Reports suggest that Chinese‑linked hackers exploited two unpatched flaws in on‑premises SharePoint to breach around 100 organizations in a single weekend. Microsoft (MFT) rushed out fixes and urged everyone to update right away.
On July 19, the Microsoft Security Response Center flagged a spoofing bug (CVE‑2025‑49706) and a remote code execution hole (CVE‑2025‑49704) in on‑premises SharePoint.
Advanced groups known as Linen Typhoon and Violet Typhoon have been chaining these vulnerabilities to slip into servers, and a less familiar actor called Storm‑2603 is now using them too.

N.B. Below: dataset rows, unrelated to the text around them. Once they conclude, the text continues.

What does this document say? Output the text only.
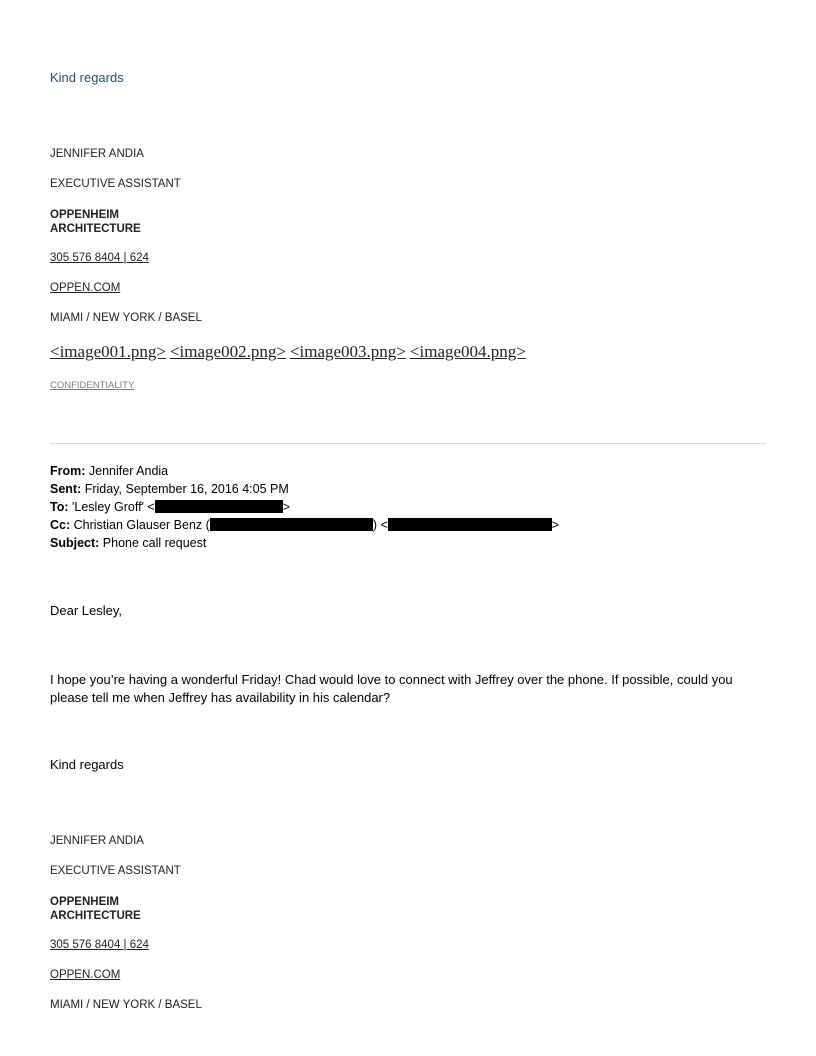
Kind regards
JENNIFER ANDIA
EXECUTIVE ASSISTANT
OPPENHEIM
ARCHITECTURE
305 576 8404 | 624
OPPEN.COM
MIAMI / NEW YORK / BASEL
<image001.png> <image002.png> <image003.png> <image004.png>
CONFIDENTIALITY
From: Jennifer Andia
Sent: Friday, September 16, 2016 4:05 PM
To: 'Lesley Groff' <	>
Cc: Christian Glauser Benz (	) <	>
Subject: Phone call request
Dear Lesley,
I hope you’re having a wonderful Friday! Chad would love to connect with Jeffrey over the phone. If possible, could you
please tell me when Jeffrey has availability in his calendar?
Kind regards
JENNIFER ANDIA
EXECUTIVE ASSISTANT
OPPENHEIM
ARCHITECTURE
305 576 8404 | 624
OPPEN.COM
MIAMI / NEW YORK / BASEL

Their favorite targets include government agencies, think tanks and universities across the U.S., Europe and East Asia.
If your IT team hasn't applied the new SharePoint patches, any exposed server is at risk of having data — from defense plans to donor lists — stolen overnight.
Microsoft pointed out that SharePoint Online in Microsoft 365 isn't affected, making the cloud version a safer bet when it comes to rapid security updates.
Rolling out fixes is one thing; getting them installed in complex, custom environments is another. Until everyone catches up, expect more breach headlines. This incident is a stark reminder of why many organizations are accelerating moves from traditional on‑premises software to cloud‑hosted alternatives.